Ondes de choc

No money, no candy

Trente-huit ans après avoir mis le Québec dans tous ses états pour avoir osé faire parler ses personnages en joual, Michel Tremblay a de nouveau mis le feu aux poudres cette semaine en disant que le projet de souveraineté ne l’intéressait plus car on l’avait réduit à une simple question de chiffres. "Tant et aussi longtemps que l’économie sera mise en première place, on ne fera jamais la souveraineté", a-t-il lancé.

La réplique, comme on pouvait s’en douter, a été cinglante. "C’est un cas de sénilité précoce", a dit avec son tact habituel VLB. "Il aurait pu se la fermer", a ajouté Claude Fournier.

Je dois vous dire que la sortie de l’auteur des Belles-Soeurs m’a mis mal à l’aise. Pas parce qu’il a dit que la souveraineté ne l’intéressait plus (tout le monde a le droit de perdre la foi, non? Et aucun artiste digne de ce nom ne devrait "se la fermer", quoi qu’en pense le réalisateur émérite de la série Félix Leclerc). Mais parce qu’il a dit que la souveraineté ne l’intéressait plus parce qu’on en avait fait un enjeu économique.
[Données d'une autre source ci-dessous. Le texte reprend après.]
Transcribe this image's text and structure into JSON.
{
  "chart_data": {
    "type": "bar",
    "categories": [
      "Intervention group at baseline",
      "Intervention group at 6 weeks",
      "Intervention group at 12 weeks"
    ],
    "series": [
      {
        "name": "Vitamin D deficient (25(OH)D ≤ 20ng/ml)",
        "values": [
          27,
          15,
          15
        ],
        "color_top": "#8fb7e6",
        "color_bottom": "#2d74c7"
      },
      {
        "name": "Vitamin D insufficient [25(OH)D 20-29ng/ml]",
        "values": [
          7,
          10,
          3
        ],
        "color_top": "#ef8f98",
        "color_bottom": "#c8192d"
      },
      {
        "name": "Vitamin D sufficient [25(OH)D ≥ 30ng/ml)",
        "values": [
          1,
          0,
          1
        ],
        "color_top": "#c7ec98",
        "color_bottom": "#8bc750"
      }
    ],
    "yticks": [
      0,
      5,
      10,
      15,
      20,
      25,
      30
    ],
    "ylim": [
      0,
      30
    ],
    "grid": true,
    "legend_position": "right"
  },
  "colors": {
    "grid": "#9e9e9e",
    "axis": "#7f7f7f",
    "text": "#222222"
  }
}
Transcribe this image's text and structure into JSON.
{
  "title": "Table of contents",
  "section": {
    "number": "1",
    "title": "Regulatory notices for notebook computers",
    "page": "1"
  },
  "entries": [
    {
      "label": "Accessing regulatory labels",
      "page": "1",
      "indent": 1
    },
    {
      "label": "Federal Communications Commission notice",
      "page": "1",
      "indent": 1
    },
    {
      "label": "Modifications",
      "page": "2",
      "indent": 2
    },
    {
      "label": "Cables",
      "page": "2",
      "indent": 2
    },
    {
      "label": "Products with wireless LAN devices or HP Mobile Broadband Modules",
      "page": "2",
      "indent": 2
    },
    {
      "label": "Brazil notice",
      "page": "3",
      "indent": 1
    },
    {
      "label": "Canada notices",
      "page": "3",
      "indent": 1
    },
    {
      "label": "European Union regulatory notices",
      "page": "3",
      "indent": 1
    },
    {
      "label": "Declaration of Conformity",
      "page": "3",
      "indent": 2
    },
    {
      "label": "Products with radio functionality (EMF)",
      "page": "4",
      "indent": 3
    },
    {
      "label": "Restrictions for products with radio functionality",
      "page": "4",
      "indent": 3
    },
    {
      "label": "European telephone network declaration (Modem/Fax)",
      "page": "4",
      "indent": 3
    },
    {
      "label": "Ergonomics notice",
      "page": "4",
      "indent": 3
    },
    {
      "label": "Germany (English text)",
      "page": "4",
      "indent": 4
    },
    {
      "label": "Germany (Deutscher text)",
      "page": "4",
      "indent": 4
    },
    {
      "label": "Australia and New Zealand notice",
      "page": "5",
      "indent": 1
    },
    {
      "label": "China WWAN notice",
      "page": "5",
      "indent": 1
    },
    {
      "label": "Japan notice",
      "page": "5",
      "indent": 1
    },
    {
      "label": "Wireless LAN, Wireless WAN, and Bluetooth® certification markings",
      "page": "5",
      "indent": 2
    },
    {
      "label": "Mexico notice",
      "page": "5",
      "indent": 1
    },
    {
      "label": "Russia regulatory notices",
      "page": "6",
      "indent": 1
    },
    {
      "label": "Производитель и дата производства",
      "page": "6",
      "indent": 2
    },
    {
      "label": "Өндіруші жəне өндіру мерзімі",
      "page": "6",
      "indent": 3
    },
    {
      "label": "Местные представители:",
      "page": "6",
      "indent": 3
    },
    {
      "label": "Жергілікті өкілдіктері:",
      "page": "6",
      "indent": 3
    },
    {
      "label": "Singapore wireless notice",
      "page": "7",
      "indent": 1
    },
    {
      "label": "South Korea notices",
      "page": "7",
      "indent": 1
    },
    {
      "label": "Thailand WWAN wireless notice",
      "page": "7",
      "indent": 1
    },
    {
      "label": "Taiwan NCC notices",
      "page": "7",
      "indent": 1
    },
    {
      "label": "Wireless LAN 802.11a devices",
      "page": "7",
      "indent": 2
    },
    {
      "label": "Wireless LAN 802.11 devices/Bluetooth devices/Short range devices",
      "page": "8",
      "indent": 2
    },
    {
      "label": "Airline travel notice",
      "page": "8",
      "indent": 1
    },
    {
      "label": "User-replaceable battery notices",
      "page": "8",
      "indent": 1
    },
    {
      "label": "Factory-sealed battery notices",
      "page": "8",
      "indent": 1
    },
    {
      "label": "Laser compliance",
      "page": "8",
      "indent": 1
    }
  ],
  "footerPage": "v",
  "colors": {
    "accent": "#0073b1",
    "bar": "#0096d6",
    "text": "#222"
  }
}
Comme si les idées et le fric n’allaient pas ensemble! Comme si les deux s’excluaient d’office! Comme si on n’avait pas le droit de quantifier nos rêves, de savoir ce qu’ils pourraient nous coûter ou nous rapporter!

Contrairement à Michel Tremblay, je trouve que c’est un signe de maturité et de responsabilité de la part du mouvement souverainiste que de placer le débat dans l’arène économique.

C’est bien beau, rêver, mais ça donne quoi si on n’a pas les moyens de réaliser nos rêves?

Voulez-vous bien me dire à quoi servirait la souveraineté si on se retrouvait tous plus pauvres au lendemain d’un Oui massif?

Pour paraphraser Jean Chrétien, on ne fait pas l’indépendance simplement pour se promener avec un "flag sur le hood" et crier: "Le Québec aux Québécois, ‘stie!" On fait l’indépendance pour améliorer notre sort, pour devenir plus riches.

Plus riches culturellement. Mais AUSSI économiquement.

À quoi ça sert d’écrire de belles chansons si l’on n’a plus de sous pour enregistrer des albums ou pour les acheter?

C’est bien beau, les poèmes lyriques sur les champs de blé et les lendemains qui chantent, mais un pays, ça ne se construit pas seulement sur des mots, des notes et des images. Ça se construit aussi sur des chiffres.

L’auteur des Chroniques du Plateau Mont-Royal s’ennuie des grands rassemblements sur la Montagne où tout le monde brandissait son fleurdelisé en chantant "Un peu plus haut, un peu plus loin"? Parfait, je n’ai pas de problème avec ça. Mais un pays qui n’est basé que sur des idées et des émotions ne fera jamais un pays fort.

C’est plate, mais c’est ça. L’argent est le nerf de la guerre. Un système d’éducation, un système de santé, une culture vivante et un filet de sécurité social, ça se paie. No money, no candy.

Tu veux intéresser Joe Blow au projet souverainiste? Prouve-lui que ça l’enrichira, que ça enrichira toute la société au grand complet. Et pas juste ceux qui vivent des subventions du ministère de la Culture.

Moi, si j’avais un cadeau à donner à Michel Tremblay cette semaine, ce serait Éloge de la richesse, le dernier essai d’Alain Dubuc publié aux Éditions Voix parallèles. Vous pouvez penser ce que vous voulez du bonhomme, vous pouvez croire qu’il est Satan en personne, reste que son livre est percutant, stimulant et mauditement pertinent.

Sa thèse? Simple: cessons de diaboliser l’argent. Tant que le Québec ne s’intéressera pas à l’économie, il sera condamné à manger du baloney. Pour redistribuer la richesse, il faut en créer. Pour réaliser ses rêves, il faut en avoir les moyens.

C’est bien beau, dépenser, mais si tu ne fais pas rentrer d’argent dans ton compte de banque, tu te retrouveras sur la paille. Individuellement. Et collectivement.

Michel Tremblay trouve que le Québec s’intéresse trop à l’économie? C’est drôle, moi, je pense tout le contraire.

À sa naissance, le projet souverainiste était un projet culturel. Mais s’il veut vivre, s’il veut croître et s’il veut gagner, il n’a pas le choix: il devrait aussi être un projet économique.

À moins qu’on veuille faire du Québec une grosse commune spécialisée dans l’exportation de babouche.